The Supreme Court has declined to issue a preliminary injunction blocking the usage of Congressional district lines approved by a recently established independent commission in Michigan, where Republican voters and officials (current and former) proposed an arrangement that would have prioritized city and county boundaries while breaking up cultural groups identified as communities of interest.
“On Nov. 4, the Supreme Court dismissed the Republican plaintiffs’ appeal of the district court’s denial of their motion for a preliminary injunction,” the voting rights organization Democracy Docket reported this week. In proceedings earlier this year, the plaintiffs’ side in the case eventually acknowledged the possibility of another alternative to their initially proposed replacement — a secondary alternative that ostensibly could have preserved some of the communities of interest at issue, but the commission’s plan already kept these communities largely together while keeping the overall divergence from numerical equality in the number of voters per district relatively small — and smaller than other plans the commission could have approved.

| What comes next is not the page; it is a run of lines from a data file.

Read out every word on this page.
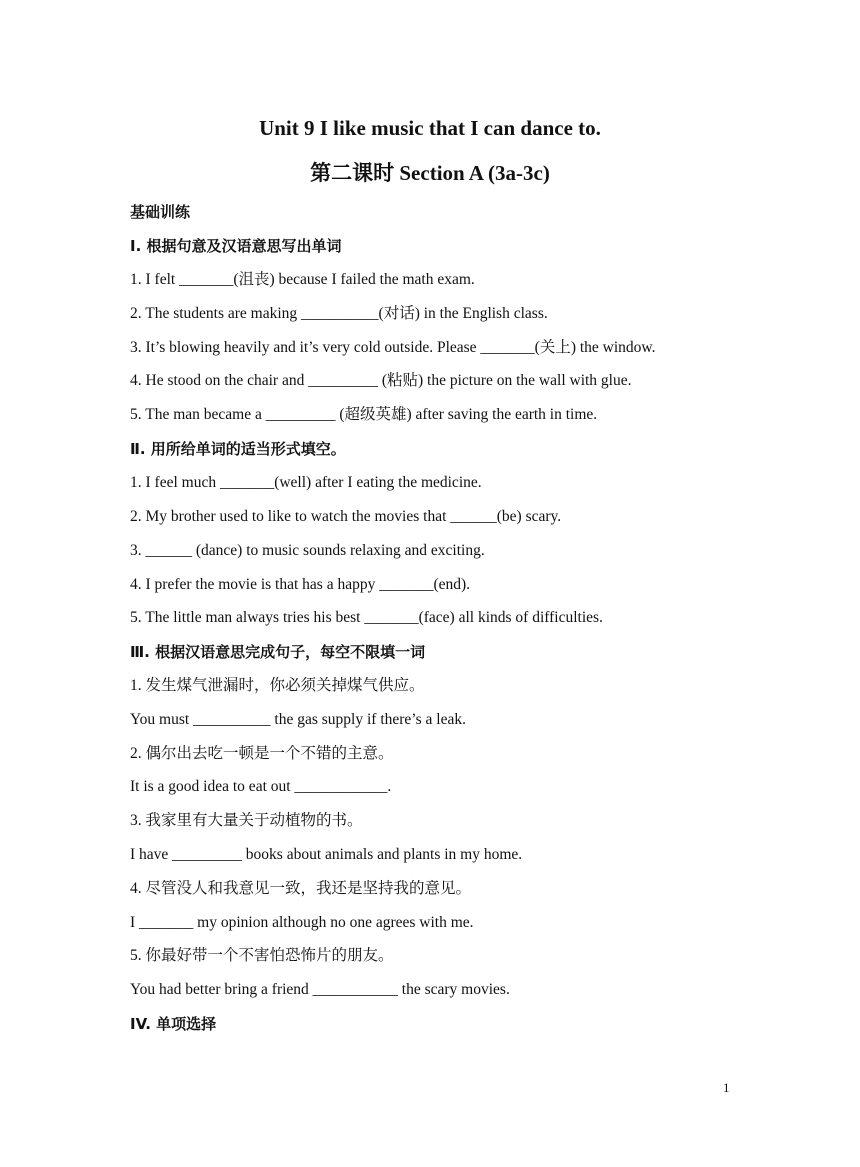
Unit 9 I like music that I can dance to.
第二课时 Section A (3a-3c)
基础训练
Ⅰ. 根据句意及汉语意思写出单词
1. I felt _______(沮丧) because I failed the math exam.
2. The students are making __________(对话) in the English class.
3. It’s blowing heavily and it’s very cold outside. Please _______(关上) the window.
4. He stood on the chair and _________ (粘贴) the picture on the wall with glue.
5. The man became a _________ (超级英雄) after saving the earth in time.
Ⅱ. 用所给单词的适当形式填空。
1. I feel much _______(well) after I eating the medicine.
2. My brother used to like to watch the movies that ______(be) scary.
3. ______ (dance) to music sounds relaxing and exciting.
4. I prefer the movie is that has a happy _______(end).
5. The little man always tries his best _______(face) all kinds of difficulties.
Ⅲ. 根据汉语意思完成句子，每空不限填一词
1. 发生煤气泄漏时，你必须关掉煤气供应。
You must __________ the gas supply if there’s a leak.
2. 偶尔出去吃一顿是一个不错的主意。
It is a good idea to eat out ____________.
3. 我家里有大量关于动植物的书。
I have _________ books about animals and plants in my home.
4. 尽管没人和我意见一致，我还是坚持我的意见。
I _______ my opinion although no one agrees with me.
5. 你最好带一个不害怕恐怖片的朋友。
You had better bring a friend ___________ the scary movies.
IV. 单项选择
1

“The plaintiffs’ own plan does not preserve those communities of interest or even attempt to; instead it does not apply the community-of-interest criterion at all, apart from the plan’s emphasis on preserving county and municipal lines,” a denial in District Court of the plaintiffs’ motion for a preliminary injunction observed. A declaration filed in court at a much earlier stage by a member of the commission pointed to specific communities of interest in Michigan’s numerous districts as approved by the commission, and the commission also referenced hundreds of comments from members of the public supporting these identifications of particular communities. “Thus, the overwhelming weight of the record now before us supports the Commission’s judgment that the Chestnut Plan’s slight deviation from perfect equality of population among districts was “necessary to achieve” the Commission’s goal of maintaining its identified communities of interest,” the District Court concluded.
The court also pointed to the constitutional background for the actions of the redistricting board, which was created via an amendment. As for the Supreme Court, the unsigned, publicly available record of the court’s dismissal of the appeal calls it moot. As elsewhere in the country, early voting in Michigan has been underway for some time, with 1.5 million votes already cast among tens of millions around the country.